Reading: “Grendel” by John Gardner

 I just finished reading the novel Grendel by John Gardner.
Now that I am teaching 12th grade English in addition to creative writing, I am trying to build a viable syllabus and am now tweaking this year’s for next year. The previous teacher had suggested that, like her, I teach the novel Grendel alongside “Beowulf” but I declined since I wanted their conceptions of the Old English poem to come from the actual poem, not from 1971 American novel that provides a twist on the original poem’s antagonist. “Beowulf” is thought to date back to a story from about 500 AD, while the writing of it may have occurred around 700 AD. Gardner’s novel came out more than twelve centuries later, and I didn’t want the two cultural contexts commingled in my students’ minds.
As for the novel Grendel, I enjoyed it on two levels. My first reaction comes as an avid reader of literary writing, and Gardner’s interpretation and personification of the archetypally evil monster gives him life and vitality in a way that the original poem did not. The storytelling was also quite strong, and Gardner’s use of a multi-genre style was impressive in places though a little bit confusing in others.
My second reaction comes as a reader interested in multicultural ideals. Recreating Grendel’s persona as a confused, misunderstood and highly intelligent creature searching all alone for Truth changes him altogether as a puzzle piece in the Western consciousness. Grendel’s yielding to fate and to inevitable flux – in the end when he shows up to face Beowulf even though he knows he will lose and die – makes him an advocate and an example of the dragon’s naturalistic philosophy, in which no individual thing matters and nature basically composts us all. Instead of being evil, Grendel becomes another conscious entity, shut out of and confused by a world that makes no sense.

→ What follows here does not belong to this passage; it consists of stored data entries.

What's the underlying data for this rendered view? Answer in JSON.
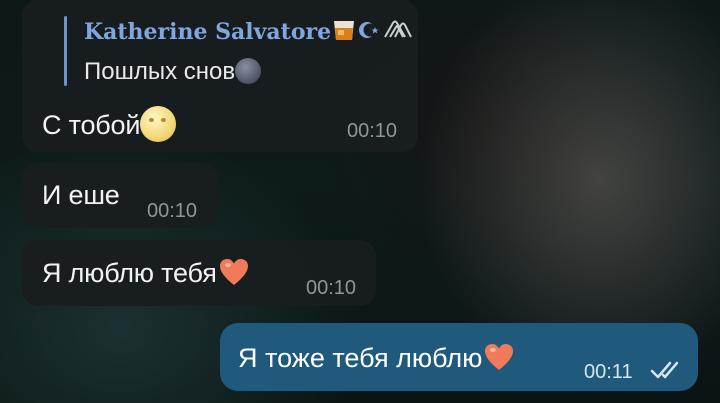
{
  "reply": {
    "author": "Katherine Salvatore",
    "text": "Пошлых снов"
  },
  "messages": [
    {
      "text": "С тобой",
      "time": "00:10"
    },
    {
      "text": "И еше",
      "time": "00:10"
    },
    {
      "text": "Я люблю тебя",
      "time": "00:10"
    },
    {
      "text": "Я тоже тебя люблю",
      "time": "00:11"
    }
  ],
  "icons": {
    "reply_name_emojis": [
      "whisky-glass-icon",
      "star-and-crescent-icon",
      "paperclip-icon"
    ],
    "new_moon": "new-moon-face-icon",
    "full_moon": "full-moon-face-icon",
    "heart": "heart-icon",
    "read_status": "double-check-icon"
  },
  "colors": {
    "reply_accent": "#7fa6df",
    "incoming_bubble": "#181e20",
    "outgoing_bubble": "#1f5a7d",
    "heart": "#f07a5a"
  }
}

I have offered this novel to my seniors for their final project of the year. Rather than teaching from the textbook to cover the modern era, I gave them a choice of eight novels that connect in some way to British or World literature, and they will read one and blog about it. Grendel is one of the eight choices, alongside such novels as The Buddha of Suburbia, Siddhartha, and Miguel Street. The project’s main foci are examinations of post-colonial multiculturalism and iconoclasm in modern Birtish and World fiction. Of the eight choices, I had offered, Grendel was the only one I had not yet read.